MELROSE — Remaining cautious and with eyes turned to a possible coronavirus spike after the February break, the School Committee decided this week to keep everyone masked inside the city’s educational facilities until at least March 21.
The move did not sit well with many, including conflicted members of the school board. The decision is expected to be revisited on March 8.
At a meeting Tuesday, city Health Director Anthony Chui recommended extending the mask mandate in all schools through March 20. The School Committee vote this week also granted Supt. of Schools Dr. Julie Kukenberger unilateral authority to further extend the mask mandate at the Franklin School, where students are too young to be eligible for vaccination.
A lot of parents in Melrose feel it’s time for masks to go in the city’s schools. The face guards have been required since everyone came back at the beginning of the 2020-21 academic year.
The city has dropped its mask mandate, but the school environment is considered to be much denser, according to public health experts like Chui.

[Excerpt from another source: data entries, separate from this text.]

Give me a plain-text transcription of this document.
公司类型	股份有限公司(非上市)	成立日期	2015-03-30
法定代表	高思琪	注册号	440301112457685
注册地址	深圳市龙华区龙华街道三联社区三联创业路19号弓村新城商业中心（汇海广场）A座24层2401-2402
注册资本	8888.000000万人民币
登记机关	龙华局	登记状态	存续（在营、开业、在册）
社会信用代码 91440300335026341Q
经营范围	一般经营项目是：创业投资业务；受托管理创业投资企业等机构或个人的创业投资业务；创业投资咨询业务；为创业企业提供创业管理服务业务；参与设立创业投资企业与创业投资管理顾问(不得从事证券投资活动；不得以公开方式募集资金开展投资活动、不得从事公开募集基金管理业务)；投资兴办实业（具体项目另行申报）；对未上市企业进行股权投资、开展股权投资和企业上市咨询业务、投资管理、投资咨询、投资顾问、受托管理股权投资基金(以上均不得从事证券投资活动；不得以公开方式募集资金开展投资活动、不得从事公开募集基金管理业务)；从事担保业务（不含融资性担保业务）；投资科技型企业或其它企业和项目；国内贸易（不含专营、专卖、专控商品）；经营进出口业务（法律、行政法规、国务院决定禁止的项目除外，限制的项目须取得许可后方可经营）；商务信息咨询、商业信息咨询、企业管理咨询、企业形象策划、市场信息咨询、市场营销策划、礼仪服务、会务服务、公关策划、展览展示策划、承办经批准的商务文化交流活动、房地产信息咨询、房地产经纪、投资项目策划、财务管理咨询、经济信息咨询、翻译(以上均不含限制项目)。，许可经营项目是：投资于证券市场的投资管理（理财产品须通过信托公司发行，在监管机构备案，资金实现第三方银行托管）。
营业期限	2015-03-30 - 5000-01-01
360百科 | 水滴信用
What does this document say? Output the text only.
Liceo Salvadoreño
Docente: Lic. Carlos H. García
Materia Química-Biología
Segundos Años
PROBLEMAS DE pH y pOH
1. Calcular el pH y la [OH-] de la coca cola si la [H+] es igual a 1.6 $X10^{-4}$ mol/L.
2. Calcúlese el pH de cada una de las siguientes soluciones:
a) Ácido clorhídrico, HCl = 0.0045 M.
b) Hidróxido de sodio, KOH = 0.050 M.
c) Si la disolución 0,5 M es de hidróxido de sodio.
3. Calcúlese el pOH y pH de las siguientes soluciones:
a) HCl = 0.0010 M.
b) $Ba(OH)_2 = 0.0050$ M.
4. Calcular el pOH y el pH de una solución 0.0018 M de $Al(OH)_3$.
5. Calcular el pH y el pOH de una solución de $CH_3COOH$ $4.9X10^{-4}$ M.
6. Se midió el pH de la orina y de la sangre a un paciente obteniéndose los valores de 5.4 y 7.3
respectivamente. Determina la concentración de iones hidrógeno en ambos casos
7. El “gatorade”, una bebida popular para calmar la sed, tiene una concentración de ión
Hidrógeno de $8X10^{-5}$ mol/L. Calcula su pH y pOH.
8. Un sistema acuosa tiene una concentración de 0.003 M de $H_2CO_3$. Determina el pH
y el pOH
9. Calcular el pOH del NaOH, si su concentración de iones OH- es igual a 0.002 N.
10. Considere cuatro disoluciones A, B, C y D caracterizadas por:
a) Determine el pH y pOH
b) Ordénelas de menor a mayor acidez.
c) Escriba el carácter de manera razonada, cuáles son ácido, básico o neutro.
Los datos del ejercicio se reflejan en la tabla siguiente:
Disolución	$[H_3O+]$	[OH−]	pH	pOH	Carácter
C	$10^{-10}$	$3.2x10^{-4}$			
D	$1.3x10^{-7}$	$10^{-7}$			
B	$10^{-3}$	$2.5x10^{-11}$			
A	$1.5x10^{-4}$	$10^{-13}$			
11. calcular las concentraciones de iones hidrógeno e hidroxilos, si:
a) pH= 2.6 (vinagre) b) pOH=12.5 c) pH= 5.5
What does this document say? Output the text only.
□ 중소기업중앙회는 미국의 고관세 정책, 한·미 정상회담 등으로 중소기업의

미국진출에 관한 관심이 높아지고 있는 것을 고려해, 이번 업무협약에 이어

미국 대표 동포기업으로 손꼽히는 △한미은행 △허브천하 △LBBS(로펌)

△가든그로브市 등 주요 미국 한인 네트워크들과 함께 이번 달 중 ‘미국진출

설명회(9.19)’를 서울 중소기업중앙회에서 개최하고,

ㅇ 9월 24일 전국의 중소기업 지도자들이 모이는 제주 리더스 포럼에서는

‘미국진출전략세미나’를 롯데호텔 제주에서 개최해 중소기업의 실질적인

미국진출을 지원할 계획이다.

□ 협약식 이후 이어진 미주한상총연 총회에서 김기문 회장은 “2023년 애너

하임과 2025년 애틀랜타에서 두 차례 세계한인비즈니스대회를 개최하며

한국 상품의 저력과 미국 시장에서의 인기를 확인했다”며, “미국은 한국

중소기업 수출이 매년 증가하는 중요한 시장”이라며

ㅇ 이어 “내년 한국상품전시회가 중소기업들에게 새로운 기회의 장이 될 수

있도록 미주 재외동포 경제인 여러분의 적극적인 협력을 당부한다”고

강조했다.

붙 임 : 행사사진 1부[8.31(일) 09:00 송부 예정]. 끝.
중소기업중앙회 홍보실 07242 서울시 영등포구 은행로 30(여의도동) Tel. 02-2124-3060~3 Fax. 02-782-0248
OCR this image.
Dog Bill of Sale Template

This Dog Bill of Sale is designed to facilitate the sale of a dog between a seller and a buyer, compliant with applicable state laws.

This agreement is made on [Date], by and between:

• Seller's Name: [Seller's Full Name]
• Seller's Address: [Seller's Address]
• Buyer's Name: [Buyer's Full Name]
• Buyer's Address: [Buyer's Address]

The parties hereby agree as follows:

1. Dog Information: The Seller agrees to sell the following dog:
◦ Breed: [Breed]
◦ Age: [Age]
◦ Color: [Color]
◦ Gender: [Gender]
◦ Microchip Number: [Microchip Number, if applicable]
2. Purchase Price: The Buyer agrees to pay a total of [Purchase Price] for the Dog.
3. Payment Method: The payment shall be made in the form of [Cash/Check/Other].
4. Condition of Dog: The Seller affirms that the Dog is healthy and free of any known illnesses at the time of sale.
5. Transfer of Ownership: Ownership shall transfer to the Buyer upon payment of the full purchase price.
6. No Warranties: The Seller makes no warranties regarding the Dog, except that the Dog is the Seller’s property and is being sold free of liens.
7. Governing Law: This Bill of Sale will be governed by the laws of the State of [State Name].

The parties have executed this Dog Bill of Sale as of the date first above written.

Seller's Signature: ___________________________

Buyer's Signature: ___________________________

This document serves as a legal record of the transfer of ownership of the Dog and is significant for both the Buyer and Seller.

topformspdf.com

Two Tuesdays ago the Board of Health rescinded the city’s coronavirus mask mandate in all indoor public spaces effective immediately. Schools were not included in that decision.
All three Board of Health members approved the recision. As positive cases continue to fall and other metrics show a virus currently in retreat, Melrose joined a growing list of communities in the state that are trying to return to some semblance of normalcy after two years dealing with COVID-19 and its variants.
Chui recommended to the Board of Health back on Dec. 23 that the city temporarily reinstitute the ordinance requiring masks in public places, effective Jan. 2. The mandate applied to public places like municipal buildings, retail stores, restaurants (except while seated at a table or at the bar), churches, event spaces and fitness centers as a COVID variant surged.
The state mandatory mask order in public places was lifted effective the Saturday of Memorial Day weekend last year.
Chui said Wednesday that his recommendation was based on a number of factors, such as the city being past the mid to late January surge of the COVID Omicron variant. Positivity rates are in sharp decline as well. In addition, hospitalization are down and the daily number of COVID cases continues to drop.
“The mask mandate is just one tool at our disposal,” Chui explained. “We have a good vaccination rate in the city too…. I think we’ve driven home the fact that masks work and that they should still be worn by people who are vulnerable (to exposure) or who feel safer doing so.”
Chui added that while nothing is set in stone, he did not believe a mandatory mask restriction would return to the city “in the foreseeable future.”
On Feb. 2, Gov. Charlie Baker announced that the statewide mandate requiring almost all K-12 students and staff to wear masks in schools will be lifted at the end of the month, marking a major transition nearly two years into the COVID-19 pandemic.
The Department of Elementary and Secondary Education will allow the existing requirement to lapse on Feb. 28 without another extension. In place of the statewide mandate, DESE will recommend that masks continue to feature in certain scenarios.
Gov. Charlie Baker said the Department of Early Education and Care will also update its guidance to reflect a similar change.
School districts can still choose to establish their own local requirements, and Baker said the administration will “fully support” individuals who choose to mask up once the mandate lifts.
The shift, Baker said, will bring a sense of “normalcy” back to classrooms after enormous disruptions in three different academic years.
“COVID, like many other respiratory illnesses we’re familiar with, will be with us for the foreseeable future,” Baker said, adding that the availability of vaccines, tests and treatments allows officials to manage the risks.
— The State House News Service contributed to this report.